Диджей «Афинских ночей» славился своим умением воздействовать на танцующую толпу не только оглушительным грохотом, но и резкой сменой музыки, своеобразной аритмией звука и исполняемых прикольных шедевров. Вот и сейчас после отзвучавшей «клевой композиции Virgins of Kirin», по-нашему – «Крытские целки», Громовержец торжественно объявил:
– Следующую композицию я посвящаю самым красивым телкам нашего города. – Он выдержал паузу и добавил: – Не обязательно целкам.
Танцпол оценил шутку, пробежал хохоток, и вслед за ним зазвучали нежные женские голоса:
Самый, самый, самый человек дорогой…Самый нежный, самый родной…
От сладкого слова «телки», от берущей за душу мелодии Миня ощутил ком в горле, ему тоже захотелось стать для кого-то самым дорогим, самым нежным, самым родным, так захотелось, что слезы выступили на глазах, потекли по покрытым короткой шелковистой шерсткой щекам. И тут же он услышал грубый мужской голос:
– Нет, блядища, ты пойдешь со мной!
Миня вздрогнул и оглянулся.
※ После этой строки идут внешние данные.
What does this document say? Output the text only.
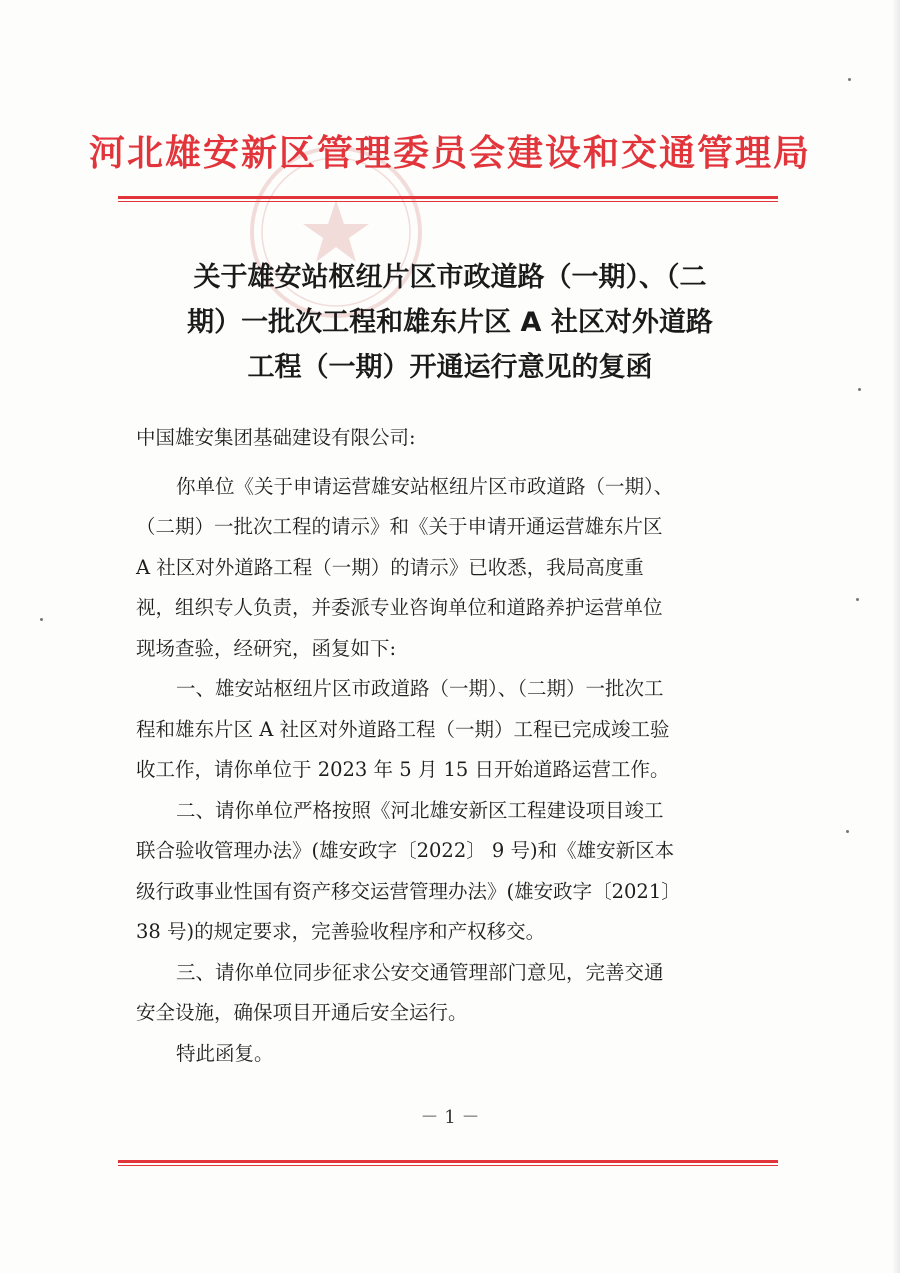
河北雄安新区管理委员会建设和交通管理局
关于雄安站枢纽片区市政道路（一期）、（二
期）一批次工程和雄东片区 A 社区对外道路
工程（一期）开通运行意见的复函
中国雄安集团基础建设有限公司:
你单位《关于申请运营雄安站枢纽片区市政道路（一期）、
（二期）一批次工程的请示》和《关于申请开通运营雄东片区
A 社区对外道路工程（一期）的请示》已收悉，我局高度重
视，组织专人负责，并委派专业咨询单位和道路养护运营单位
现场查验，经研究，函复如下:
一、雄安站枢纽片区市政道路（一期）、（二期）一批次工
程和雄东片区 A 社区对外道路工程（一期）工程已完成竣工验
收工作，请你单位于 2023 年 5 月 15 日开始道路运营工作。
二、请你单位严格按照《河北雄安新区工程建设项目竣工
联合验收管理办法》(雄安政字〔2022〕 9 号)和《雄安新区本
级行政事业性国有资产移交运营管理办法》(雄安政字〔2021〕
38 号)的规定要求，完善验收程序和产权移交。
三、请你单位同步征求公安交通管理部门意见，完善交通
安全设施，确保项目开通后安全运行。
特此函复。
－ 1 －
Недалеко от него в центре танцпола коренастый накачанный парень в тренировочном костюме «Пума» держал за плечи невысокую тонкую девушку и грубо тряс ее. Вокруг уже собралась небольшая кучка народа.
– Сука рваная!
Девушка молча плакала. Качок коротко замахнулся и открытой пятерней ударил ее по лицу. Голова девушки дернулась.
Миня набычился и, ни доли секунды не раздумывая, бросился на качка. Тот не успел увернуться. От мощного удара Мини качок, как зазевавшийся тореро, взлетел вверх и громко грохнулся на помост. Раздался женский визг. Громобой вырубил музыку. В наступившей тишине слышно было тяжелое дыхание Мини. Он стоял в центре окружившей его толпы и поправлял сбившуюся арафатку. Все произошло столь неожиданно и скоротечно, что никто не успел рассмотреть скрывавшегося под ней лица.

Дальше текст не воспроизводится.